At Palm Avenue Towers, 30 percent to 40 percent of the assisted living residents rely only on a monthly Social Security check for $674; the rest get no more than $1,000 a month, Bretos said. The program receives all but a small portion of each resident’s monthly support in exchange for the housing, food and other services.
This type of long-term care saves significant money for government agencies accustomed to paying for nursing home care, said Bretos, who served as Florida secretary for aging in the 1980s. She estimates that nursing home care costs Medicaid $120 a day, on the average. She said her program costs Medicaid $28 a day.
Private sector comparisons
Assisted living is far less expensive than nursing home care, even in the private sector. The National Center for Assisted Living estimates that a private unit at an assisted living facility costs $3,022 a month on the average, or about $101 a day. By comparison, a private room at a nursing home’s average cost is $6,390 a month, or $213 a day.
Although there may be savings to be had by shifting people out of nursing homes, it is not a cure-all for every elderly person needing help with their daily routine, said Kristen Knapp, spokeswoman for the Florida Health Care Association, which represents private facility providers.

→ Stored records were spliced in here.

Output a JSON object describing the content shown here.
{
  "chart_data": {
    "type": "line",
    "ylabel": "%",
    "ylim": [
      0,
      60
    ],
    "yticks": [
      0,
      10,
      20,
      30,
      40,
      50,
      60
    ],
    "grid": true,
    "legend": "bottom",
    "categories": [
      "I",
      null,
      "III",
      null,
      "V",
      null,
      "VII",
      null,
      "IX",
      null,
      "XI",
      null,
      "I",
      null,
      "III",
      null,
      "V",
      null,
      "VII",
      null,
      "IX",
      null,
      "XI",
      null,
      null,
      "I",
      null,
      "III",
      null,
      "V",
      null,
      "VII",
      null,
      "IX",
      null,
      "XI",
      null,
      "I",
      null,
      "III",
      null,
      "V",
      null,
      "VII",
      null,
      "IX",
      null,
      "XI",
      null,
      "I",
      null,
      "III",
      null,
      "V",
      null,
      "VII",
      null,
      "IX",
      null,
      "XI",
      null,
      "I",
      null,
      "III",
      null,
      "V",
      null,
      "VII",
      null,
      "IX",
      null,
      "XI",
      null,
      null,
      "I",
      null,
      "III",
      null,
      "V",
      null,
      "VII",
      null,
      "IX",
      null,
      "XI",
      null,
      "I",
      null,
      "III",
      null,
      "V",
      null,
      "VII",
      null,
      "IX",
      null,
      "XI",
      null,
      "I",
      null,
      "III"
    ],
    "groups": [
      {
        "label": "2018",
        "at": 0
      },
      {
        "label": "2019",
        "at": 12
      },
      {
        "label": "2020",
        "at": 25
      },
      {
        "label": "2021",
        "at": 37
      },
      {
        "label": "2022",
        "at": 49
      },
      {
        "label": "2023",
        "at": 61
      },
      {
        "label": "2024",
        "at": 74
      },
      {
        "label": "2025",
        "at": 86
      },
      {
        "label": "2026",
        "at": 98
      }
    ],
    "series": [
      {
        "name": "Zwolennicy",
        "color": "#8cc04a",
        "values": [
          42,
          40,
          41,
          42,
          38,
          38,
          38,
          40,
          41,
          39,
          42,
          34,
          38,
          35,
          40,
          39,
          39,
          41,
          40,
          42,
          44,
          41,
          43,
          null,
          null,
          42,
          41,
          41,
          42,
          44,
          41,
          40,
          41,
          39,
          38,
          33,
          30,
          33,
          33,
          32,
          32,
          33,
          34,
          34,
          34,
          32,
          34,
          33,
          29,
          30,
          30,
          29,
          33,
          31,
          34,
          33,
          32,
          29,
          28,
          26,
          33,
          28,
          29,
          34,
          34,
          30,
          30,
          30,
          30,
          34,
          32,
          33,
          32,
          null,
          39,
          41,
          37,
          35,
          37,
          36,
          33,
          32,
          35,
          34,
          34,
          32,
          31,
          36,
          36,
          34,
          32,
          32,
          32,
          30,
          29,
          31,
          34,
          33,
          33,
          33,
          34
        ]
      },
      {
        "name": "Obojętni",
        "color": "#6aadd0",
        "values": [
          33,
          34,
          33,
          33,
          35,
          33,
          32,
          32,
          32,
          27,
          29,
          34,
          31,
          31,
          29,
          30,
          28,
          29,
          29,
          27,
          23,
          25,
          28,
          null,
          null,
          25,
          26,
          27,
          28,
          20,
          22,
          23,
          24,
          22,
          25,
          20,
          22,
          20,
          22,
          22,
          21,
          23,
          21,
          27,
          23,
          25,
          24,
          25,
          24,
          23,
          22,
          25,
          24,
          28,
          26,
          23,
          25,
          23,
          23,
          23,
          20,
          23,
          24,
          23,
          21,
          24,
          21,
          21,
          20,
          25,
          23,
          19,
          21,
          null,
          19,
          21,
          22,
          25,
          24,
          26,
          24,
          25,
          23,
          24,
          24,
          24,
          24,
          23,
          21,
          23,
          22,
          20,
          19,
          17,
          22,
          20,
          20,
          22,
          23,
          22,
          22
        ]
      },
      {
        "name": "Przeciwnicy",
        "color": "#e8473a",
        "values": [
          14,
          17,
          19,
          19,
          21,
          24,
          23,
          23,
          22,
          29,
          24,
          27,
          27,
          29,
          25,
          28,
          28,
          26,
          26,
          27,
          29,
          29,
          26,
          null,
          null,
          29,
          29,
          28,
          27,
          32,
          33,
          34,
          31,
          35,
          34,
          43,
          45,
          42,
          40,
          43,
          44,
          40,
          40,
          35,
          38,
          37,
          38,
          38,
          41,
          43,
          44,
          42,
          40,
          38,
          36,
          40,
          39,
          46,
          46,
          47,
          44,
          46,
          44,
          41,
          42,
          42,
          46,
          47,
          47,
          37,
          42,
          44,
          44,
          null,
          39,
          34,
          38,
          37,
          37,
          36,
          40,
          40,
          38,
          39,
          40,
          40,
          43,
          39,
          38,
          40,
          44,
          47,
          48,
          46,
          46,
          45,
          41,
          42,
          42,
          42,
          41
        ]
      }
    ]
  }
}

She said it’s critical that each person be properly assessed for care, and that many may best be served in a medically staffed nursing care facility.
It’s also a concern that legislators are not increasing the financial support for long-term health care for the elderly. Instead, money is being diverted to take care of what is a growing population of seniors needing some level of care.
“You should not take money away from one sector and give to another,” she said. “That affects the level of quality care.”
That concern is magnified as lawmakers in Washington debate health care reform. Two weeks ago, a Senate revenue estimate conference predicted that Medicaid expenses would rise 17.4 percent next year. The potential budget shortfall in that same period: $1.6 billion, Knapp said.
The issue, however, is about far more than money to people such as retired Tampa beautician Mary Herttell, 93. She thrives on the activities at Palm Avenue Towers, where she has lived for almost four years and still cooks eggs or pasta occasionally in her tiny, tidy kitchen.
She loved living on her own, but her mobile home grew lonely, the widow said. Although family in town still visit and help her with trips to the doctor, she knows she needs someone coming by every morning, without fail.
“I love when they come in and say, ‘How are you? Are you OK?'” Herttell said. “It makes me feel good because maybe they find me gone or something.”